Findings from the largest trial to date showed that paracetamol neither improved recovery time or relieved pain levels any more than placebo did in a study population of more than 1600 people.
“The results suggest we need to reconsider the universal recommendation to provide paracetamol as a first-line treatment for low-back pain,” said lead author Dr Christopher Williams from the University of Sydney in Australia.
The Paracetamol for Low-Back Pain Study (PACE) included 1652 people (aged an average of 45 years) from 235 primary care centers across Sydney who were suffering from acute low-back pain. The participants were randomly assigned to receive 3990 mg of paracetamol divided into three regular daily doses (regular group); doses when required up to a maximum of 4000 mg/day (as-needed group), or placebo.
All patients received “best-evidence” advice and were followed up over a three month period. A pain scale based on a score of 0–10 was used to assess the participants’ time to recovery.
As reported in The Lancet, no significant differences in time to recovery were observed between the three different groups. The median time to recovery was 17 days in the regular group, compared with 17 days in the as-needed group and 16 days in the placebo group.

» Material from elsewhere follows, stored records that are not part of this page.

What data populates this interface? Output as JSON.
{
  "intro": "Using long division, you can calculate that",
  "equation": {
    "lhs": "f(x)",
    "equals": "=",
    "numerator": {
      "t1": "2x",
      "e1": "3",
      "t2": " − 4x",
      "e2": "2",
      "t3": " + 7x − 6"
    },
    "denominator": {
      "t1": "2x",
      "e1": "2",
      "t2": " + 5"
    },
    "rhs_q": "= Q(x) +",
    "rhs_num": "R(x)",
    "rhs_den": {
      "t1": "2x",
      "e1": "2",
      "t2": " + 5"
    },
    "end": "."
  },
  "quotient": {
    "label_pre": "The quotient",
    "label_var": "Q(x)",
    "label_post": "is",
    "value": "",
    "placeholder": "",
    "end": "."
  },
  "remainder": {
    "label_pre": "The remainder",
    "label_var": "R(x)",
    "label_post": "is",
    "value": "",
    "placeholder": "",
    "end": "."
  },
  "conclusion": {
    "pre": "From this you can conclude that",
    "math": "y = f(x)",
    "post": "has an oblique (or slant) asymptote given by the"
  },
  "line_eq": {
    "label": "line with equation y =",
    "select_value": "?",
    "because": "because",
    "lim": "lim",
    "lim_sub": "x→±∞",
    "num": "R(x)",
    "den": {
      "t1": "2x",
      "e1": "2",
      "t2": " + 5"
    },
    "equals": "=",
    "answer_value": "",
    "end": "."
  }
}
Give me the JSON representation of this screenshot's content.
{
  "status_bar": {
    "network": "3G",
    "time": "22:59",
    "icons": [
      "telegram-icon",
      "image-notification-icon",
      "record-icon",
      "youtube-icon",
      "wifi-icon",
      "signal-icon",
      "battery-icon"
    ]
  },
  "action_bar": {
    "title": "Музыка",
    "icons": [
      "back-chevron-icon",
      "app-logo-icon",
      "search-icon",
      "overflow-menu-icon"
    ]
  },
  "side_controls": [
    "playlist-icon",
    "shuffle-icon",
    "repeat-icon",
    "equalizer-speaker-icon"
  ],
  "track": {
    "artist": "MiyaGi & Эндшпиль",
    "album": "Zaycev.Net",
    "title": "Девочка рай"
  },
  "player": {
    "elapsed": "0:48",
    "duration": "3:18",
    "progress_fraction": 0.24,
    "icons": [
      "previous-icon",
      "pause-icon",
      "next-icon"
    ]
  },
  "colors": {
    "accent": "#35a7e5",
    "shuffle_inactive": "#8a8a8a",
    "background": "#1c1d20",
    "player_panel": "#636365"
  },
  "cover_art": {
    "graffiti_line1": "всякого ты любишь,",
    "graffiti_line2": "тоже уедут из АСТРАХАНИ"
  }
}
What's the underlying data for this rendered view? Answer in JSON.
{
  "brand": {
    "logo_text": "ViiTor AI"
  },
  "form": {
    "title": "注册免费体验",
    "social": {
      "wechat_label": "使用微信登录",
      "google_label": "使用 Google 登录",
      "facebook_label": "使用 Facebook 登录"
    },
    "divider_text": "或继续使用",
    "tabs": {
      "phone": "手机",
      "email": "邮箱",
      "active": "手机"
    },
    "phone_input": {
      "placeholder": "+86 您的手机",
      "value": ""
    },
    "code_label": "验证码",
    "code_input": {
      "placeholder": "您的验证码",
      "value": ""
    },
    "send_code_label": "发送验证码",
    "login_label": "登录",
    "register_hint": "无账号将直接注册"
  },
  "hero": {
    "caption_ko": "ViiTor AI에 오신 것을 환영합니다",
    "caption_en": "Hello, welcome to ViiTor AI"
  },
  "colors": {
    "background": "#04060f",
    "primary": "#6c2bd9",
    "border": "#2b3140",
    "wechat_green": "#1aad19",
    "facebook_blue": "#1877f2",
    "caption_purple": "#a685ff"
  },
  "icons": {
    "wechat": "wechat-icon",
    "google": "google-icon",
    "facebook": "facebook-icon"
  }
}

Williams and team also found that paracetamol had no significant effect on pain levels, disability, function, sleep quality or quality of life and the number of adverse side effects reported did not differ between the groups either.
According to Williams,
Simple analgesics such as paracetamol might not be of primary importance in the management of acute lower back pain
The researchers suggest that the mechanism underlying low-back pain may differ to those underlying other painful conditions such as toothache or headache, where paracetamol has been proved effective at relieving pain.
“Understanding why paracetamol works for other pain states but not low-back pain would help direct future treatments,” suggests Williams.
In view of the quick timeframe in which participants in our trial improved compared with other cohorts, it would be interesting to see whether advice and reassurance (as provided in our trial) might be more effective than pharmacological strategies for acute episodes of low-back pain.